La bandiera rossa con la stella verde diventa un mantello. Un vessillo da esporre sulle vetrine o da sventolare per strada, con orgoglio. La festa della comunità marocchina a Milano è anche questo: mostrare le proprie radici anche mentre si passeggia o si lavora. Perché la vittoria ai quarti di finale dei Mondiali di calcio per la prima volta nella storia va oltre il calcio, è il riscatto di un popolo che diventa protagonista dopo aver eliminato i “grandi“ del mondo occidentale. È un pezzo d’Africa che vuole prendersi tutte le luci della ribalta. La bandiera è in bella vista pure all’ingresso di “Bazar Casablanca“ di Mohamed El Ame, tra le vie Benedetto Marcello e Scarlatti. "Ho 55 anni, sono di Casablanca e vivo a Milano dal 1990. Sarei dovuto rimanere qui per 3 mesi, invece ho scelto di viverci e ho aperto 22 anni fa questo negozio, il primo bazar marocchino in città", dove si trova di tutto. Dalle scarpe “babouche“ alla tunica djellaba. E poi kaftani, tappeti e copriletti, teiere e narghilè. Non manca il “tasbeeh“, il rosario musulmano. A comprare entrano italiani e stranieri. "Sono molto felice per il risultato del Marocco: ho guardato la partita sul tablet e ho condiviso la gioia con i clienti. Mi dispiace per il ragazzo marocchino accoltellato. Purtroppo può capitare ci siano anche delinquenti tra la folla". Anche Naima Daudagh, conterranea, mediatrice transculturale all’ospedale di Desenzano, sposata con un bresciano e mamma di una ragazza, si dice "contenta: una vittoria meritata. Rifletto sul fatto che i giocatori siano quasi tutti figli di immigrati e che questo sia un momento di riscatto soprattutto per le loro mamme. Spesso il carico familiare è sulle spalle delle donne, che fanno sacrifici. E lo constato nel mio lavoro".

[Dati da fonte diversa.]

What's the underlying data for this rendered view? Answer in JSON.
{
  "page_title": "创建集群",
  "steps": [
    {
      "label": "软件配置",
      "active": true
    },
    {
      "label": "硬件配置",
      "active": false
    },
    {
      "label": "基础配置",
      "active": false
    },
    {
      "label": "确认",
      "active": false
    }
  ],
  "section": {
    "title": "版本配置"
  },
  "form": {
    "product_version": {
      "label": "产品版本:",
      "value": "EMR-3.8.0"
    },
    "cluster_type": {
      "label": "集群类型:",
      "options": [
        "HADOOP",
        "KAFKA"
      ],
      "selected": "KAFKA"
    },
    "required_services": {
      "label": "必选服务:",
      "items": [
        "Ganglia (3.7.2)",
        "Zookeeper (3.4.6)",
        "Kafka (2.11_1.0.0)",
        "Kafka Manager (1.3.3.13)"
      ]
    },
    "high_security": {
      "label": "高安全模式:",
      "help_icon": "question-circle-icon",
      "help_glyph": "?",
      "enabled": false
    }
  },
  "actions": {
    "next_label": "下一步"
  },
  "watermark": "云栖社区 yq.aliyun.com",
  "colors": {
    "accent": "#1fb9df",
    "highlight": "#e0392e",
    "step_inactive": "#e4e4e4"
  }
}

Lo pensa pure Mohamed El Ame: "Io e mia moglie abbiamo 4 figli, uno di 19 che studia Giurisprudenza, gli altri di 17, 15 e 8 anni. È mia moglie a dedicarsi a loro durante la giornata". La comunità marocchina è a Milano da più di 40 anni, come si legge nel progetto “MilanoAttraverso. Persone e luoghi che trasformano la città“, dell’Asp Golgi-Redaelli. All’inizio le condizioni di vita erano di grande marginalità e molti sopravvivevano soprattutto con il contrabbando di sigarette. Poi la situazione è migliorata, dagli anni Novanta. Approfondendo si scopre che la cittadina di Fqih Ben Salah (60mila abitanti) è conosciuta in Marocco come “la petite Milano”: ogni famiglia del luogo vanta almeno un parente qui e ciascuno ha contribuito a migliorare il borgo.